News
Woman convicted of killing husband
Wright to be sentenced Sept. 2 — on the two-year anniversary of incident


Thursday, August 20, 2009 8:41 PM MST

KINGMAN — A jury deliberated for just more than two hours Wednesday afternoon following a murder trial in Mohave County Superior Court in Kingman to determine a Lake Havasu City woman guilty of second-degree murder for killing her 73-year-old husband. The man was shot five times on Sept. 2, 2007, at the home the couple shared on Bear Drive.

An eight-day jury trial in the court of Judge Rick A. Williams that included 22 witness accounts concluded Candace Wright, 57, used a .32-caliber handgun to shoot her husband, William Wright, four times in the chest and once in the head.

“It was a tough case with no murder weapon, no confession, no motive and no physical evidence,” said Jeremy Huss, deputy county attorney of Mohave County Attorney’s Office. “It was an emotionally charged trial, like any murder trial is.”

Huss credits Lake Havasu City Police Department, saying they did a great job on a case that was purely circumstantial.

“They gathered enough facts to put the case together,” he said.

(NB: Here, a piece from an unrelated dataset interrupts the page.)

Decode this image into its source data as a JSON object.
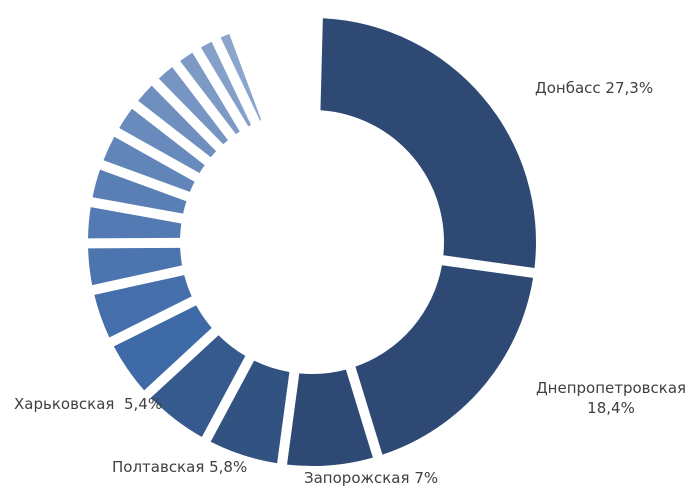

Wright, who called 911 at 7:05 p.m. the night of the shooting, initially told emergency responders said she left to purchase more steaks and returned home to find her husband dead on the kitchen floor, Huss said. The couple lived in the 4000 block of Bear Drive.

Wright said she had taken a 35-40-minute trip to Smith’s supermarket to purchase steaks, but authorities checked this information. Huss said authorities examined the store’s surveillance video, which showed Wright was in the store for just 4 minutes and 12 seconds. Then they added that time to the 13-minute roundtrip journey between Wright’s home and the supermarket, and authorities concluded that Wright was only out of the house for about 22 minutes, Huss explained.

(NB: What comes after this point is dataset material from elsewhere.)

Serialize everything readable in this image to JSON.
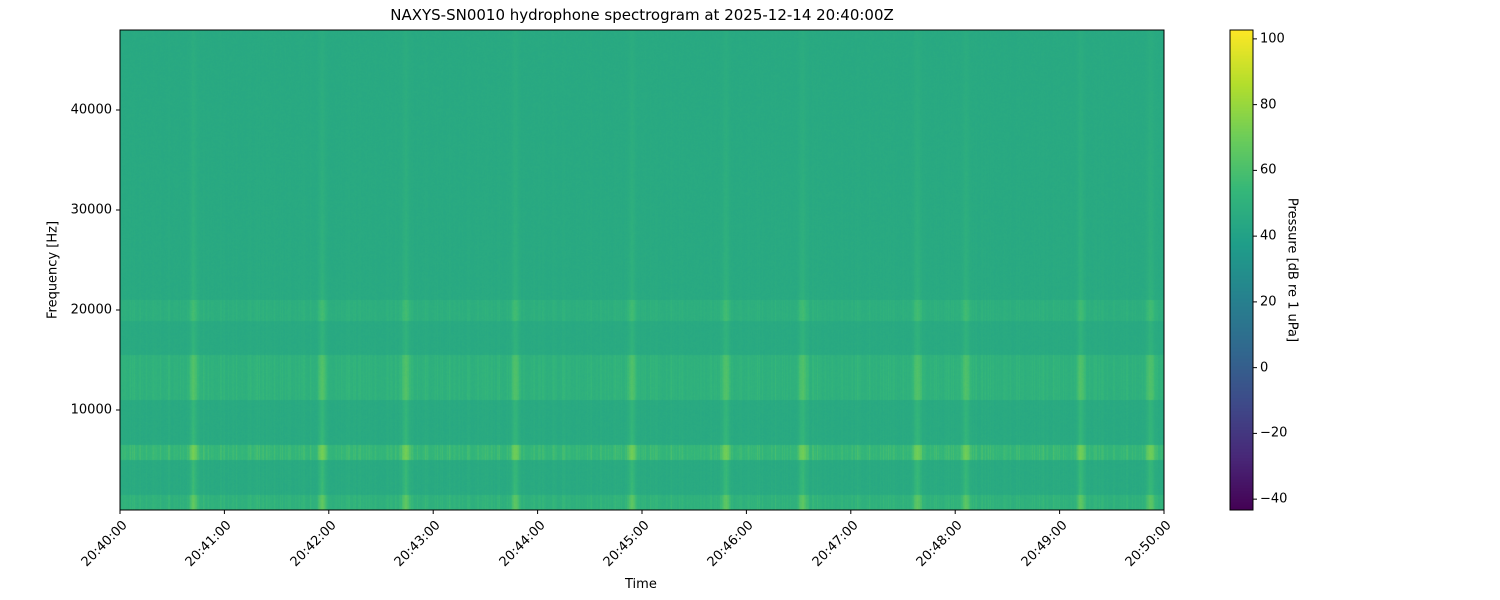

Furthermore, William Wright’s autopsy determined he was killed between 4 p.m. and 7 p.m. and that all five gunshots were fatal, according to earlier reports.

Another piece of the puzzle was a receipt that revealed William Wright had purchased twin .32-caliber pistols in 2001. One was located in the nightstand but the other was nowhere to be found. “We can only speculate on what happened to the other one,” Huss said of what is believed to be the murder weapon.

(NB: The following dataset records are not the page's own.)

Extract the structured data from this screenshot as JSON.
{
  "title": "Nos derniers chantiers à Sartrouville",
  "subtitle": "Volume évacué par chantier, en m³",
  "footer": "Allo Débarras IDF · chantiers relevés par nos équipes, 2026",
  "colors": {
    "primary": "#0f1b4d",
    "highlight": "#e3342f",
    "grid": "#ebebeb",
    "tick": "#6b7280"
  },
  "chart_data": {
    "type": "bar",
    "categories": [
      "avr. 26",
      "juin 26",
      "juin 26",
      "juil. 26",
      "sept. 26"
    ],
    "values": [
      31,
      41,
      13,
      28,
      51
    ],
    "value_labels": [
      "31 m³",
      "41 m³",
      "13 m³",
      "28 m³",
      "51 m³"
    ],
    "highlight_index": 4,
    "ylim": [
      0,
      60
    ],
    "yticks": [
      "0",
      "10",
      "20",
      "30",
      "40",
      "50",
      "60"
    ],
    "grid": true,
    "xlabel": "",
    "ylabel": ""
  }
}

Initial police investigations did locate an empty gun holster in Candace Wright’s vehicle.

There was no history of domestic violence surrounding the case, but one witnessed testified William Wright did have a problem with the amount of alcohol his wife consumed, Huss said.

During the trial, public defenders Carlene Lacy and Jason Steffen called upon a neurophysiologist to testify in Wright’s defense that the odd statements she made during initial police investigations were related to alcoholism and its brain-damaging effects she suffered.

“Bill Wright made a fatal mistake by trying to take alcohol away from an alcoholic, and that was the theme of the case,” Huss said.

The couple had been married for about two years at the time of the murder and had moved into the home on Bear Drive four months prior. Candace Wright, a retired biologist, and William Wright, a retired Los Angeles firefighter, reportedly met through a dating Web site. Neither had a prior criminal record, according to earlier reports.

A second-degree murder conviction carries penalties of 10-22 years in prison, Huss said.

Wright’s sentencing hearing is coincidentally scheduled Sept. 2, the two-year anniversary of the murder. The hearing is scheduled 2 p.m. that day in Judge Williams’ court in Kingman.